With current methodology we can detect one leukemic cell in individual patients out of 10,000,
100,000 normal marrow cells. The disease can be followed after repetitive chemotherapy courses in
remission patients and the information that we gather by looking for and finding MRD is that some
patients harbour MRD in their remission marrows whereas other patients do not. It makes a big
difference because if we can’t find MRD it means that the patients respond well to the chemotherapy
programme being administered and this prognosis is much better than patients in whom we can
detect, we can trace, MRD. It’s kind of a chemosensitivity test in other words.

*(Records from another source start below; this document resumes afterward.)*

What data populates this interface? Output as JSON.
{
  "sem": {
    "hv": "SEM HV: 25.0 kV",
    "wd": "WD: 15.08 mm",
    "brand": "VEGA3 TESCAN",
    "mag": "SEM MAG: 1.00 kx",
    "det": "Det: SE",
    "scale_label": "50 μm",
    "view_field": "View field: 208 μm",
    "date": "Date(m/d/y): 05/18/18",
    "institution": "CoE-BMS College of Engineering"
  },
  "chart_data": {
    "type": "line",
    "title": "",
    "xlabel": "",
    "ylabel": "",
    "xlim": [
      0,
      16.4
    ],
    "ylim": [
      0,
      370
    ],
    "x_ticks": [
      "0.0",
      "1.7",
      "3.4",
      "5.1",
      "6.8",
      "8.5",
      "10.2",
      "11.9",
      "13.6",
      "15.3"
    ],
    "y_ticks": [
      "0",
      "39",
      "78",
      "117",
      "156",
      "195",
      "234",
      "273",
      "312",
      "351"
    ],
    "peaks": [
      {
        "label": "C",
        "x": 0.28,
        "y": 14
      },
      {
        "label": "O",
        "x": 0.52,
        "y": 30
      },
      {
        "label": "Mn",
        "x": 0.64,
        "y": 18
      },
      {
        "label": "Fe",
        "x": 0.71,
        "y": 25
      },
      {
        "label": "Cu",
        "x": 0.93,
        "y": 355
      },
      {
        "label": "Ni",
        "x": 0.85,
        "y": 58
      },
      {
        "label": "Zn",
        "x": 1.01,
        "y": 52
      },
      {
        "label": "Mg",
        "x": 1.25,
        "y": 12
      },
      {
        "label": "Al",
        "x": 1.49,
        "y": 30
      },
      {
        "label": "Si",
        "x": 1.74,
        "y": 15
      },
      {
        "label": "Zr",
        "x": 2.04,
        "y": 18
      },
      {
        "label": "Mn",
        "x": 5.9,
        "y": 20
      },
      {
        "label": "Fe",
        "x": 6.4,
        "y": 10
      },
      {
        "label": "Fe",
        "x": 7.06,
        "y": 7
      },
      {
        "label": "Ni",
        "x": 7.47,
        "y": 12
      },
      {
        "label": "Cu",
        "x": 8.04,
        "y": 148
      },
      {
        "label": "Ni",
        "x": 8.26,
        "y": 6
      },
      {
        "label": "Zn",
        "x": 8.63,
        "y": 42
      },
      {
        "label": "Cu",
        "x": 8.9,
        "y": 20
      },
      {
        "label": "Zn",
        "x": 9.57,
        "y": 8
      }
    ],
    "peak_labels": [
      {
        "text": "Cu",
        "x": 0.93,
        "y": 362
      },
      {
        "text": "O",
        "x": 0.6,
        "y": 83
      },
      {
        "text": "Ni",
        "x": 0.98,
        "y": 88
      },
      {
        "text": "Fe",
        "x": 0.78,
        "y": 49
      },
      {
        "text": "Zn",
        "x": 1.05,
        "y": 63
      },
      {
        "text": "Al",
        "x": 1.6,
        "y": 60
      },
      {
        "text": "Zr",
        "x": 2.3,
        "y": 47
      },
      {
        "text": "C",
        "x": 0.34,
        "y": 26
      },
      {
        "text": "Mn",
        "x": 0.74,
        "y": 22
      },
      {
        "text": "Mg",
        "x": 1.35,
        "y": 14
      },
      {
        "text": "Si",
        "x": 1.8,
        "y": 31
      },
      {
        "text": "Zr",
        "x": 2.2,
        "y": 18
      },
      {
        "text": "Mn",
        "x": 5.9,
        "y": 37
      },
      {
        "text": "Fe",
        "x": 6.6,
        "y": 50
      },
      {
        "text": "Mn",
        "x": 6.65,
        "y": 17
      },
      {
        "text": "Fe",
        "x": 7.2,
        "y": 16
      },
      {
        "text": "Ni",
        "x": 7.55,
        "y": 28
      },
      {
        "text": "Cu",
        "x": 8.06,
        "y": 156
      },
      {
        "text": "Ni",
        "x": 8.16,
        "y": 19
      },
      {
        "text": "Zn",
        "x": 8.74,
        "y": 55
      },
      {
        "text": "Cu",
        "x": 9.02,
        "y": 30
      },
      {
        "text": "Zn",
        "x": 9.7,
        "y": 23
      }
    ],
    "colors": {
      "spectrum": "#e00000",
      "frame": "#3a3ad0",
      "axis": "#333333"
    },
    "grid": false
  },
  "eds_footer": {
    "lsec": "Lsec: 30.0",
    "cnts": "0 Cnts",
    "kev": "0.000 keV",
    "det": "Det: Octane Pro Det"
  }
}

So we can reclassify the patients, once in remission, according to the MRD results regardless of the
initial risk category which is defined by clinical criteria, say the genetics of the disease, the white cell
counts, the phenotype and so on; we can use different combinations. But, nevertheless, once we
detect minimal residual disease after a consistent amount of consolidation chemotherapy, that patient
is always a high risk patient so we can reclassify the patients, both the standard risk or the high risk,
into MRD positive or MRD negative. It makes a lot of difference.

From the information, from the historical information, we know that the MRD positive patients have a
long-term survival probability of about 25% only, say adult ALL Philadelphia negative, whereas for the
MRD negative, regardless of treatment we can skip safely to transplantation, the probability of survival
is in the rage of 70-80%. So it helps deciding the final treatment. We go to that. The MRD positive is
always selected for transplantation from sibling donors or family unrelated donors because it’s well-
known that performing a transplant in this category of patients improves outcome compared to normal
transplant from 20%, 10%, to an average of 50%. It’s still problematic because the MRD positive
patients are difficult to transplant. Many relapse due to MRD positivity before transplant and some
relapse after transplant. So the new concept is that we have to introduce, we have to look for novel
treatments, novel strategies, to improve the MRD status, to prolong the disease free interval in order
to be able to achieve the transplant procedure and to improve the post-transplantation outcome. This
is the field of the novel immunotherapies – CAR T-cells, the monoclonal antibodies, we can use other
targeting agents. It’s a new world of treatments under construction.